By Laurel White
The two researchers were supposed to chat for just five minutes.
As their conversation moved from MRIs of human hearts and investigations of skeletal cells in mice to rare frozen tissue and even rarer expertise, those five minutes melted into hours. Years later, the duo have made discoveries that could break new ground in how heart disease is treated in people with diabetes — and they’re just getting started.

Since that first meeting in 2016, Gary Diffee, a professor in the Department of Kinesiology, and Chris Baldi, an associate professor of medicine at the University of Otago in Dunedin, New Zealand, have had quite the scientific adventure.
“This is definitely the coolest thing I’ve done for a long time in my research,” Diffee says.
Diffee and Baldi’s area of shared inquiry has to do with the unique complexities of heart disease in people with diabetes. According to the Centers for Disease Control and Prevention, people with diabetes are twice as likely to have heart disease compared to people without the condition. The two health challenges often go hand-in- hand, but research has shown that many medications used to treat heart disease aren’t as effective for people living with diabetes.
“We know very little about what diabetes is doing to the heart — why it is damaging heart function, why it’s making treatment less effective,” Diffee explains.
Baldi had been doing research on cardiac function and diabetes for a while before meeting Diffee. His research involved taking MRIs of hearts and using the images to examine how the organ reacted to things like exercise. Diffee suggested shifting the research toward a relatively rare technique he’d used for years in his own lab: examining the structure and function of single cells. Diffee argued that examining the heart in such a granular way could reap big benefits for understanding how it works, or fails to work, under certain conditions.

“Gary is one of a small number of people in the world who do this type of research,” Baldi says.
The only problem: Getting access to human heart tissue to run this sort of test isn’t simple.
Fortunately, Baldi had unique access to just what they needed — a bank of frozen heart tissue at the University of Otago.
“It’s a perfect source of heart tissue for us to do single cardiac cell measurements,” Diffee says.
The first months of their collaboration were unique. Baldi mailed frozen heart tissue for Diffee to run tests on. The tissue included samples from people with diabetes, and people without. Their hypothesis: Hearts of people with diabetes have decreased sensitivity to calcium, the stimulus that triggers contractions in heart cells.
Baldi describes their first set of results as “jaw-dropping.”
“When we ran those statistics and they confirmed our hypothesis, we couldn’t believe it,” he says.
The pair’s first publication on the subject ran in the journal Cardiovascular Research in April 2018.
But it became apparent that the journey from New Zealand to Madison was too risky for such valuable tissue.
“So we hit on this idea that I should just go down there and teach him how to do this,” Diffee recalls.
Baldi won a Catalyst Fund grant from the Royal Society of New Zealand to fund Diffee’s travel and the necessary equipment — a machine so delicate it has to sit on an air cushion. Later that year, Diffee made his first trip across the ocean.

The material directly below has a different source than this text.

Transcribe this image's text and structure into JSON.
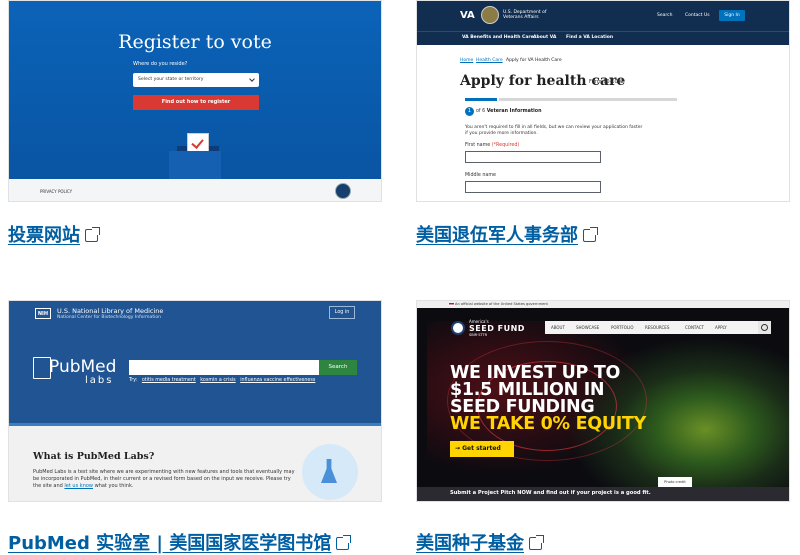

The team, which grew to include UW–Madison alumna Angie Greenman, shifted to using more readily available heart cells from diabetic rats for further research and published more papers on their findings in 2021 and 2022. Those papers found different stages of diabetes affect cardiac calcium sensitivity differently and that exercise can increase the calcium sensitivity of heart cells in rats with diabetes.
Additional papers are in the works, as is a collaboration with University of Otago pharmacologists that has led to the early stages of a new drug that could be used to treat heart disease.
Treatments currently in use for acute heart failure, like adrenaline, work by increasing calcium movement in the heart.
A challenge with these drugs, Baldi explains, is that the movement of calcium in a cell requires a lot of oxygen — it’s asking an already overburdened organ to do something that’s pretty hard work.
“For a heart that’s failing, you’re asking it to do something too difficult,” he says. “It’s almost better to do nothing.”
The new drug, which has already received approval from the U.S. Food and Drug Administration for one condition, appears to offer a way to stimulate heartbeats without increasing calcium in the heart.
Baldi says it could someday be a game-changer for heart disease treatment.
“There are no guarantees, and we may be wrong — you usually are in science,” he says. “But what if we’re on to something?”
It’s a promising path forward, and one that never would have been possible without two researchers sitting down seven years ago for a short chat. “I just think this is one of the best things about science,” Diffee says.